# Cosine: Graph

How to graph the given cosine function: amplitude and period of y = cos x and y = a cos bx, 1 example, and its solution.

## Graph: y = cos x

### Graph

This is the graph of y = sin x.

Just like y = sin x,
it goes up and down between 1 and -1.

The difference is the starting point.
y = sin x starts from the origin.
y = cos x starts from the highest point (1, 0).

### Amplitude

The amplitude is the distance
between the center axis and the farthest point
(highest point or lowest point).

See y = cos x.

The center axis is the x-axis: y = 0.

The farthest points are
y = 1 (highest point) or y = -1 (lowest point).

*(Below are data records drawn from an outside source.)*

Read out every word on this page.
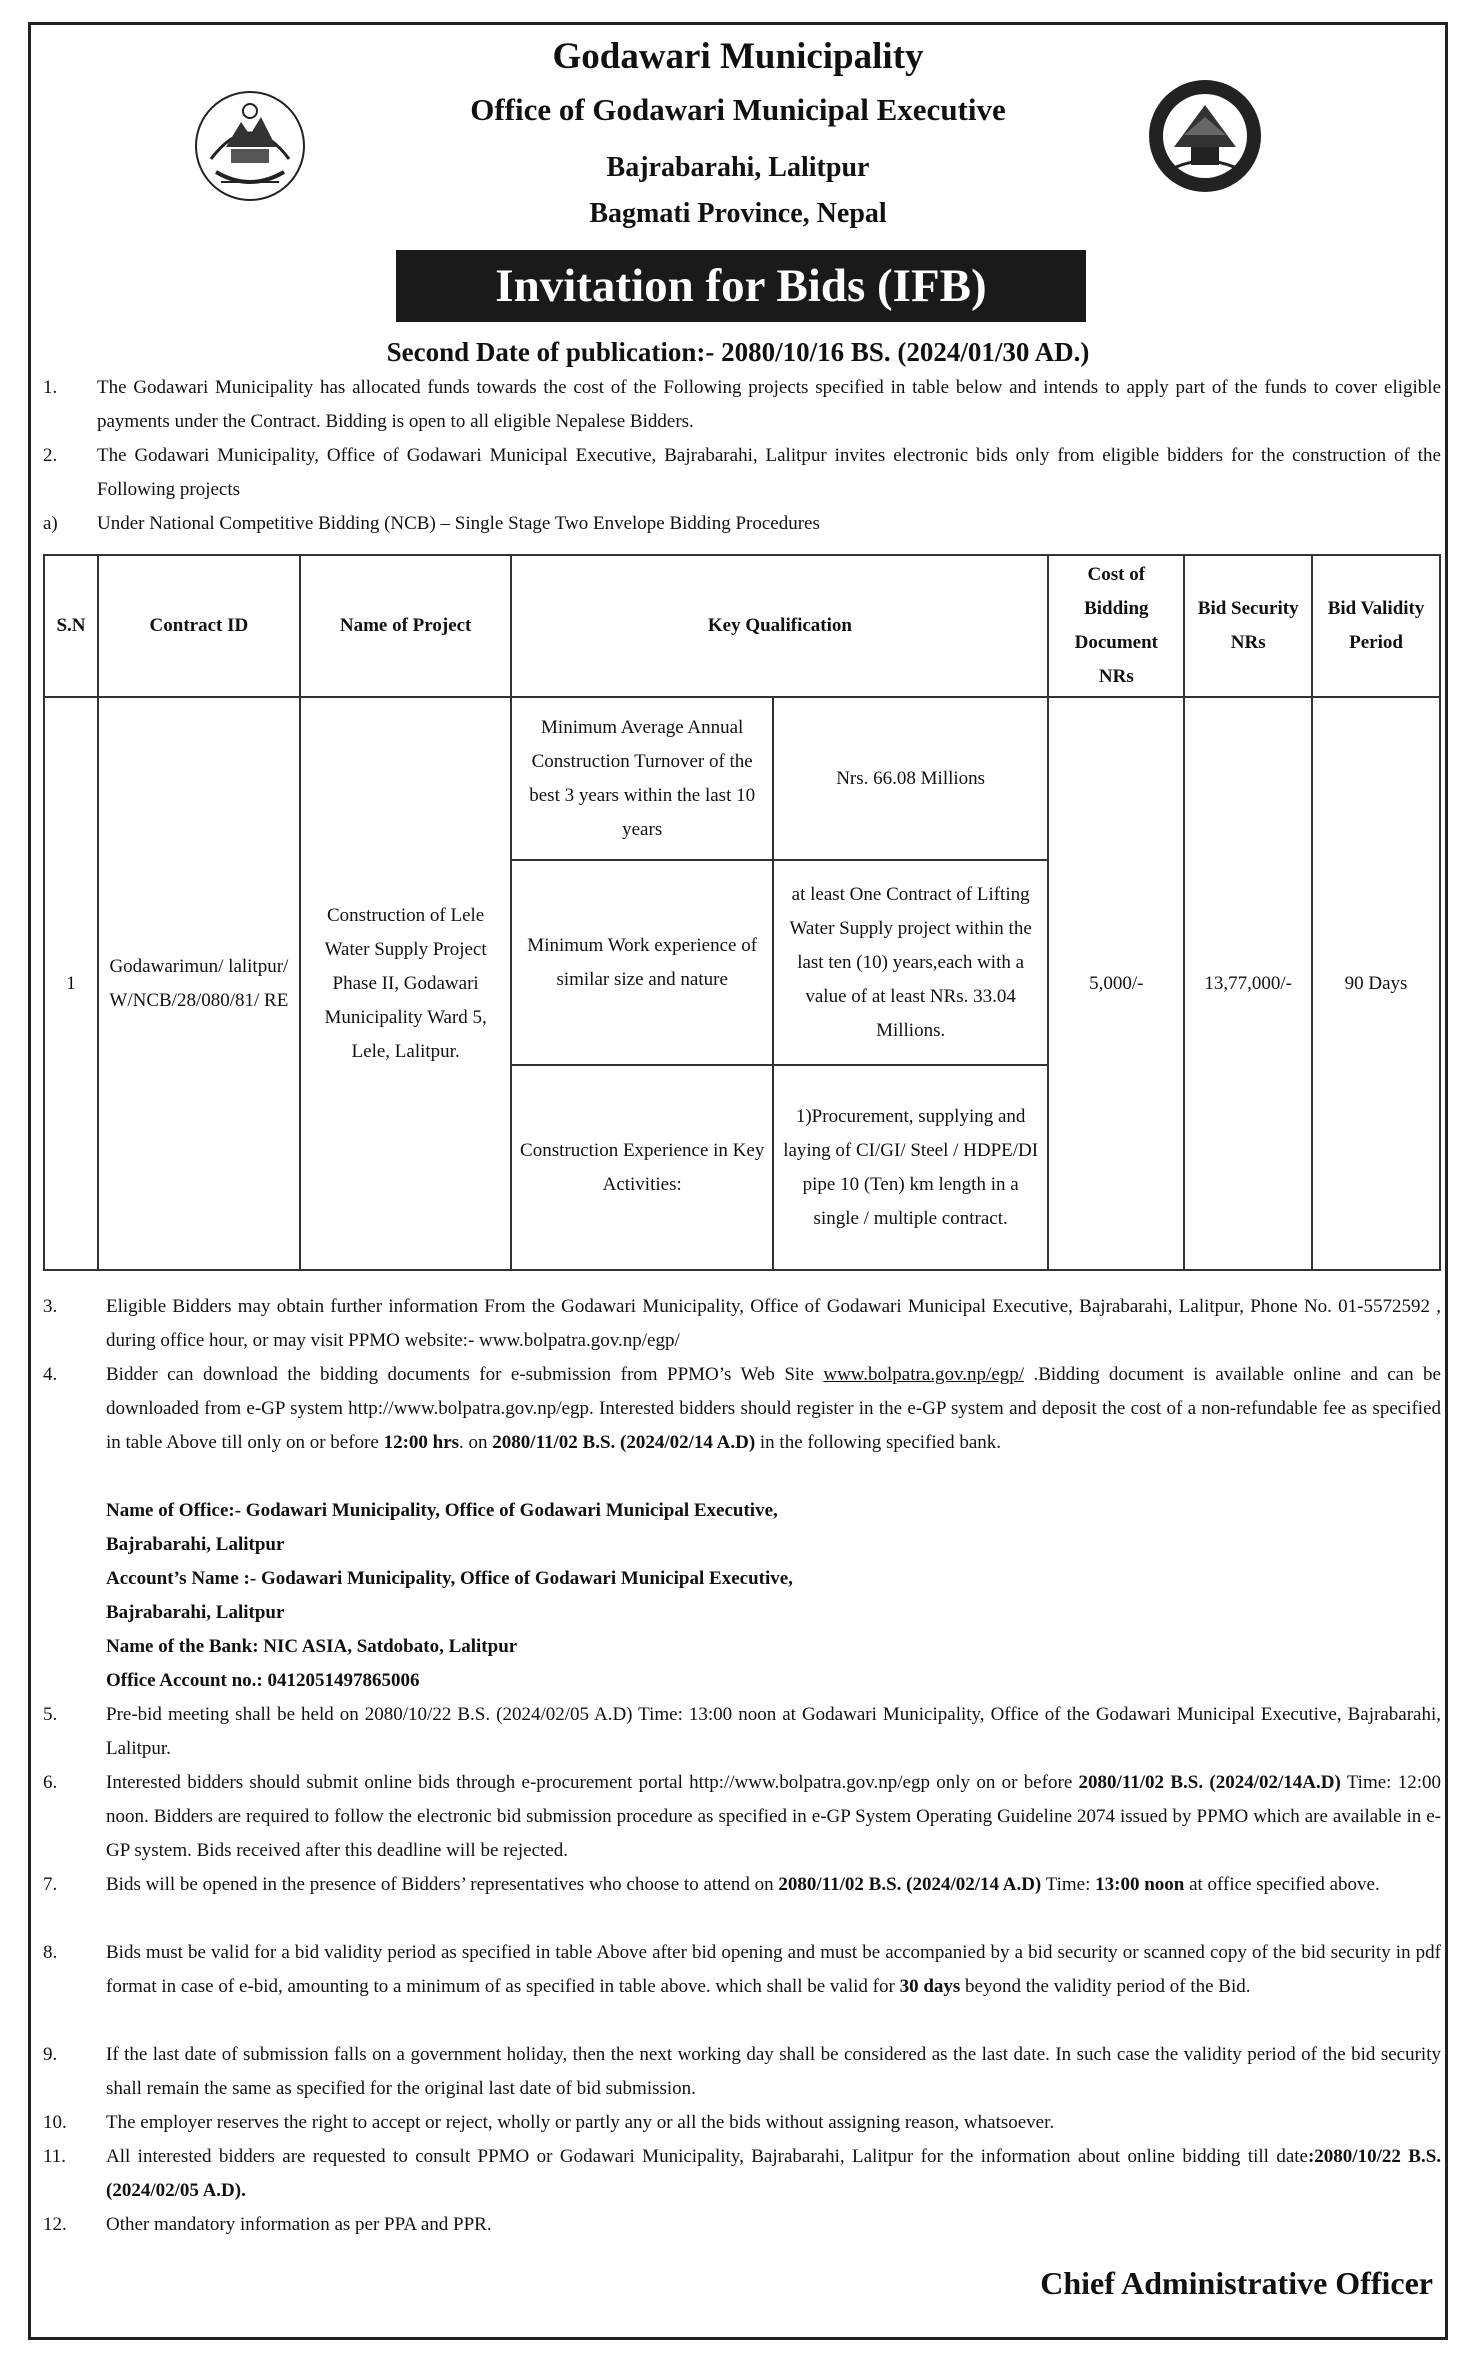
Godawari Municipality
Office of Godawari Municipal Executive
Bajrabarahi, Lalitpur
Bagmati Province, Nepal
Invitation for Bids (IFB)
Second Date of publication:- 2080/10/16 BS. (2024/01/30 AD.)
1. The Godawari Municipality has allocated funds towards the cost of the Following projects specified in table below and intends to apply part of the funds to cover eligible payments under the Contract. Bidding is open to all eligible Nepalese Bidders.
2. The Godawari Municipality, Office of Godawari Municipal Executive, Bajrabarahi, Lalitpur invites electronic bids only from eligible bidders for the construction of the Following projects
a) Under National Competitive Bidding (NCB) – Single Stage Two Envelope Bidding Procedures
S.N	Contract ID	Name of Project	Key Qualification		Cost of Bidding Document NRs	Bid Security NRs	Bid Validity Period
1	Godawarimun/ lalitpur/ W/NCB/28/080/81/ RE	Construction of Lele Water Supply Project Phase II, Godawari Municipality Ward 5, Lele, Lalitpur.	Minimum Average Annual Construction Turnover of the best 3 years within the last 10 years	Nrs. 66.08 Millions	5,000/-	13,77,000/-	90 Days
			Minimum Work experience of similar size and nature	at least One Contract of Lifting Water Supply project within the last ten (10) years,each with a value of at least NRs. 33.04 Millions.			
			Construction Experience in Key Activities:	1)Procurement, supplying and laying of CI/GI/ Steel / HDPE/DI pipe 10 (Ten) km length in a single / multiple contract.			
3.	Eligible Bidders may obtain further information From the Godawari Municipality, Office of Godawari Municipal Executive, Bajrabarahi, Lalitpur, Phone No. 01-5572592 , during office hour, or may visit PPMO website:- www.bolpatra.gov.np/egp/
4.	Bidder can download the bidding documents for e-submission from PPMO’s Web Site www.bolpatra.gov.np/egp/ .Bidding document is available online and can be downloaded from e-GP system http://www.bolpatra.gov.np/egp. Interested bidders should register in the e-GP system and deposit the cost of a non-refundable fee as specified in table Above till only on or before 12:00 hrs. on 2080/11/02 B.S. (2024/02/14 A.D) in the following specified bank.
Name of Office:- Godawari Municipality, Office of Godawari Municipal Executive,
Bajrabarahi, Lalitpur
Account’s Name :- Godawari Municipality, Office of Godawari Municipal Executive,
Bajrabarahi, Lalitpur
Name of the Bank: NIC ASIA, Satdobato, Lalitpur
Office Account no.: 0412051497865006
5.	Pre-bid meeting shall be held on 2080/10/22 B.S. (2024/02/05 A.D) Time: 13:00 noon at Godawari Municipality, Office of the Godawari Municipal Executive, Bajrabarahi, Lalitpur.
6.	Interested bidders should submit online bids through e-procurement portal http://www.bolpatra.gov.np/egp only on or before 2080/11/02 B.S. (2024/02/14A.D) Time: 12:00 noon. Bidders are required to follow the electronic bid submission procedure as specified in e-GP System Operating Guideline 2074 issued by PPMO which are available in e-GP system. Bids received after this deadline will be rejected.
7.	Bids will be opened in the presence of Bidders’ representatives who choose to attend on 2080/11/02 B.S. (2024/02/14 A.D) Time: 13:00 noon at office specified above.
8.	Bids must be valid for a bid validity period as specified in table Above after bid opening and must be accompanied by a bid security or scanned copy of the bid security in pdf format in case of e-bid, amounting to a minimum of as specified in table above. which shall be valid for 30 days beyond the validity period of the Bid.
9.	If the last date of submission falls on a government holiday, then the next working day shall be considered as the last date. In such case the validity period of the bid security shall remain the same as specified for the original last date of bid submission.
10. The employer reserves the right to accept or reject, wholly or partly any or all the bids without assigning reason, whatsoever.
11. All interested bidders are requested to consult PPMO or Godawari Municipality, Bajrabarahi, Lalitpur for the information about online bidding till date:2080/10/22 B.S. (2024/02/05 A.D).
12. Other mandatory information as per PPA and PPR.
Chief Administrative Officer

So the amplitude of y = cos x is 1.

### Period

The period is the width of a cycle
(= width of the repeating part).

A cycle of y = cos x is
from x = 0 to x = 2π.

So the period of y = cos x is 2π.

Just like a sine function,
cosine function is also a periodic function.
The period of y = cos x is 2π.

So cos x = cos (x - 2π).

### One Cycle

For y = cos x,

the amplitude is 1
and the period is 2π.

## Graph: y = a cos bx

### Formula

For y = a cos bx,

the amplitude is |a|
and the period is 2π/|b|.

## Example

### Solution

See y = 2 cos 3x.
The number in front of the cosine is 2.

So the amplitude is
|2| = 2.

See y = 2 cos 3x.
The number in the cosine is 3.

So the period is
2π/|3| = 2π/3.

The amplitude is 2.
The period is 2π/3.

y = 2 cos 3x does not show
any horizontal translation.

So, to draw the cycle of the cosine function,
first draw the boundaries:
y = 2, y = -2, and x = 2π/3.

Draw a cosine cycle.
Start from the highest point: (2, 0).

The middle point of the cycle is
one half of the period: π/3.

So this graph is the cycle of y = 2 cos 3x.